I have received this notification some time ago, but my distro (Gentoo Linux) still does not include the fixed release...
Once I got the fixed release, I will test again and report back.
Cheers,
Aly
comment:7 by , 9 years ago
Neither 1.2.25 nor 1.4.1 have been released yet. 1.4.1 should be soon though.
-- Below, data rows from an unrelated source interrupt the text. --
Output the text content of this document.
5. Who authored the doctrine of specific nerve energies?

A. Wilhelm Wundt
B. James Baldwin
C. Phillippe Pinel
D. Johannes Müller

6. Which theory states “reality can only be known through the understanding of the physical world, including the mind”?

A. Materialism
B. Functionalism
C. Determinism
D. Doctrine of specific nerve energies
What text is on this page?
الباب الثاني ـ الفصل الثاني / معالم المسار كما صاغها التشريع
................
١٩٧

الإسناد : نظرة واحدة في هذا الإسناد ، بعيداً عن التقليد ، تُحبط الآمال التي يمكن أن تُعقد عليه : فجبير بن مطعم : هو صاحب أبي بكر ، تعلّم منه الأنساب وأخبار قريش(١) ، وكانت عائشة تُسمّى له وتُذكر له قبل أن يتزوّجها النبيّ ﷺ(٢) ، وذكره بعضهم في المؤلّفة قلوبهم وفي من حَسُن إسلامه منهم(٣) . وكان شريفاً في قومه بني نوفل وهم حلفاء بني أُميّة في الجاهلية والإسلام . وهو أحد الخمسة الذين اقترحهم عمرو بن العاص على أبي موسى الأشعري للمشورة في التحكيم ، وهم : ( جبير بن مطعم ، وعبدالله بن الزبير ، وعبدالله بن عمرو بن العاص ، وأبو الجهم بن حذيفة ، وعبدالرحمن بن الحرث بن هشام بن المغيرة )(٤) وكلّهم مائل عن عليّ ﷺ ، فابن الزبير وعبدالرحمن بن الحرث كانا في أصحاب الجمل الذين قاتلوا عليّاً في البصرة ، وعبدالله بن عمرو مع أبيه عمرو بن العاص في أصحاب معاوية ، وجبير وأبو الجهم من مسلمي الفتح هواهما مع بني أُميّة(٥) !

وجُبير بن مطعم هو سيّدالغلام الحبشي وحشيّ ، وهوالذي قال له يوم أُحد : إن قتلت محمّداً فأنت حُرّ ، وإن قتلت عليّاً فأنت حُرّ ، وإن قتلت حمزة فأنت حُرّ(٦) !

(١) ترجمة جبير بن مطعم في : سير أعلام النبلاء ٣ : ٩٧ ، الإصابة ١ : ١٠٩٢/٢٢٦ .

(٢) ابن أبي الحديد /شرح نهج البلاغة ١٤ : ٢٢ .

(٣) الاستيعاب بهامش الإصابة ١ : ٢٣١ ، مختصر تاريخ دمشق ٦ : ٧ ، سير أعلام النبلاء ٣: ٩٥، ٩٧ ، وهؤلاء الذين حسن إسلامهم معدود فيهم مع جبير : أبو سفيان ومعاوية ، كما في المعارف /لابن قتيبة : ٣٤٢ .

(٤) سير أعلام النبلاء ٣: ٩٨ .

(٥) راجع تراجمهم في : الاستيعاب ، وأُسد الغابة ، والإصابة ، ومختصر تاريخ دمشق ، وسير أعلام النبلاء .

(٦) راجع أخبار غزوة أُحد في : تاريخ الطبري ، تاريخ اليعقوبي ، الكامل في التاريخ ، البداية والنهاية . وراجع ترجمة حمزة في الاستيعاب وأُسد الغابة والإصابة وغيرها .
comment:8 by , 9 years ago
I recently upgraded to Xapian v1.4.1, and the Chinese query parser works as expected. Here is the new and correct behavior:
xapian.version_string()
# '1.4.1'
qp = xapian.QueryParser()
qp.add_prefix("subject", "S")
qp.add_prefix("s", "S")
qp.add_prefix("body", "B")
qp.add_prefix("b", "B")
qp.add_prefix("", "B")
qp.add_prefix("", "S")
qstr1 = "中文"
q1 = qp.parse_query(qstr1)
print(q1)
# Query(((B中@1 AND B中文@1 AND B文@1) OR (S中@1 AND S中文@1 AND S文@1)))
I also tried to rebuild recent mu (see issue https://github.com/djcb/mu/issues/123 ), and now the Chinese search works.
Thank you!

Explain more clearly about the CJK query parsing issue.